Otitis media with effusion is the collection of fluid in the middle ear that results from eustachian tube malfunction and causes a stuffy sensation in the ear and a mild to moderate hearing loss. Often otitis media with effusion will resolve without specific treatment. If it does not resolve spontaneously, antibiotics are often prescribed even though antibiotics are only effective in 15 to 20% of cases. If the fluid persists for more than 3 months and is causing a significant hearing loss, surgical removal of the fluid and insertion of ventilating tubes is warranted.

The intermittent or persistent hearing loss seen in young children with otitis media may result in delayed acquisition of speech and in learning disabilities.

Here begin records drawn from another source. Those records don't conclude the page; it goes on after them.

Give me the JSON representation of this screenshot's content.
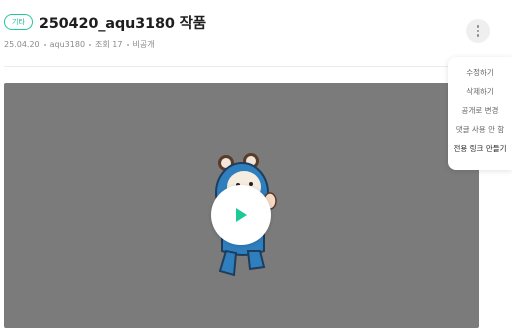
{
  "post": {
    "category": "기타",
    "title": "250420_aqu3180 작품",
    "date": "25.04.20",
    "author": "aqu3180",
    "views": "조회 17",
    "visibility": "비공개"
  },
  "more_menu": {
    "icon": "more-vertical-icon",
    "items": [
      {
        "label": "수정하기"
      },
      {
        "label": "삭제하기"
      },
      {
        "label": "공개로 변경"
      },
      {
        "label": "댓글 사용 안 함"
      },
      {
        "label": "전용 링크 만들기"
      }
    ]
  },
  "video": {
    "play_icon": "play-icon",
    "background": "#7b7b7b",
    "accent": "#1fc997"
  }
}
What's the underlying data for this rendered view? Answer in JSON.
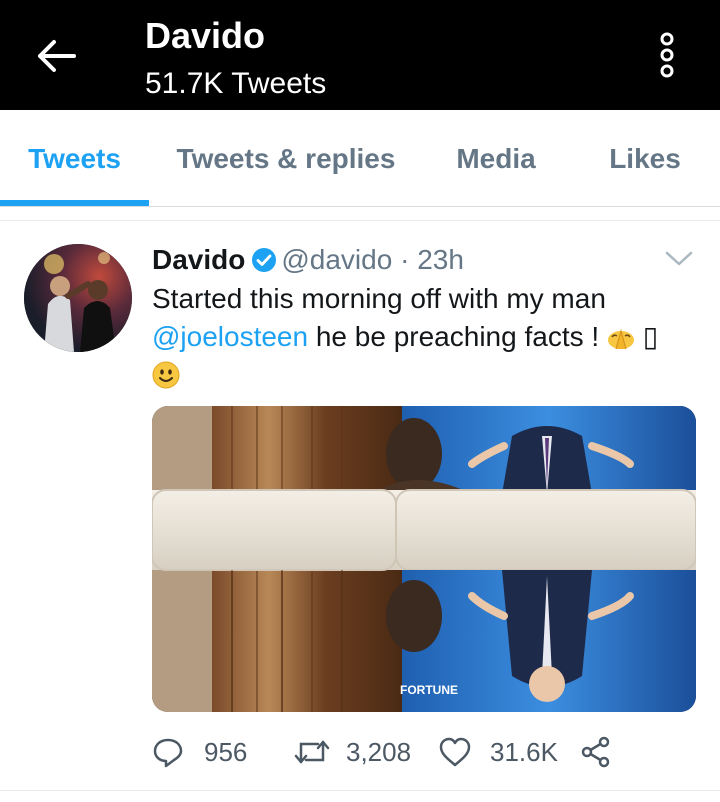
{
  "header": {
    "title": "Davido",
    "subtitle": "51.7K Tweets",
    "back_icon": "arrow-left-icon",
    "menu_icon": "more-vertical-icon"
  },
  "tabs": [
    {
      "label": "Tweets",
      "active": true
    },
    {
      "label": "Tweets & replies",
      "active": false
    },
    {
      "label": "Media",
      "active": false
    },
    {
      "label": "Likes",
      "active": false
    }
  ],
  "tweet": {
    "name": "Davido",
    "verified": true,
    "handle": "@davido",
    "separator": "·",
    "time": "23h",
    "text_before": "Started this morning off with my man",
    "mention": "@joelosteen",
    "text_after": "he be preaching facts !",
    "missing_glyph": "▯",
    "emojis": [
      "folded-hands-emoji",
      "smiling-face-emoji"
    ],
    "media_caption": "FORTUNE",
    "stats": {
      "replies": "956",
      "retweets": "3,208",
      "likes": "31.6K"
    }
  },
  "colors": {
    "accent": "#1da1f2",
    "topbar": "#000000",
    "muted": "#657786"
  }
}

Facial Nerve Paralysis (Bell's Palsy)
The facial nerve runs through a long and narrow bony canal as it travels from the brain to the face. The most common condition that causes facial paralysis is Bell's palsy, a viral infection of the nerve. Most people with Bell's palsy will recover fully, but a small percentage will develop permanent partial weakness. Another cause of facial palsy is a form of shingles called herpes zoster oticus; this disease often results in blisters around the ear canal and sometimes nerve-type hearing loss and dizziness. Other causes of facial paralysis include ear infections, tumors, and injuries. Most causes of facial paralysis are amenable to various types of treatment. The otolaryngologist is the specialist that is most familiar with various causes of facial weakness and its treatment.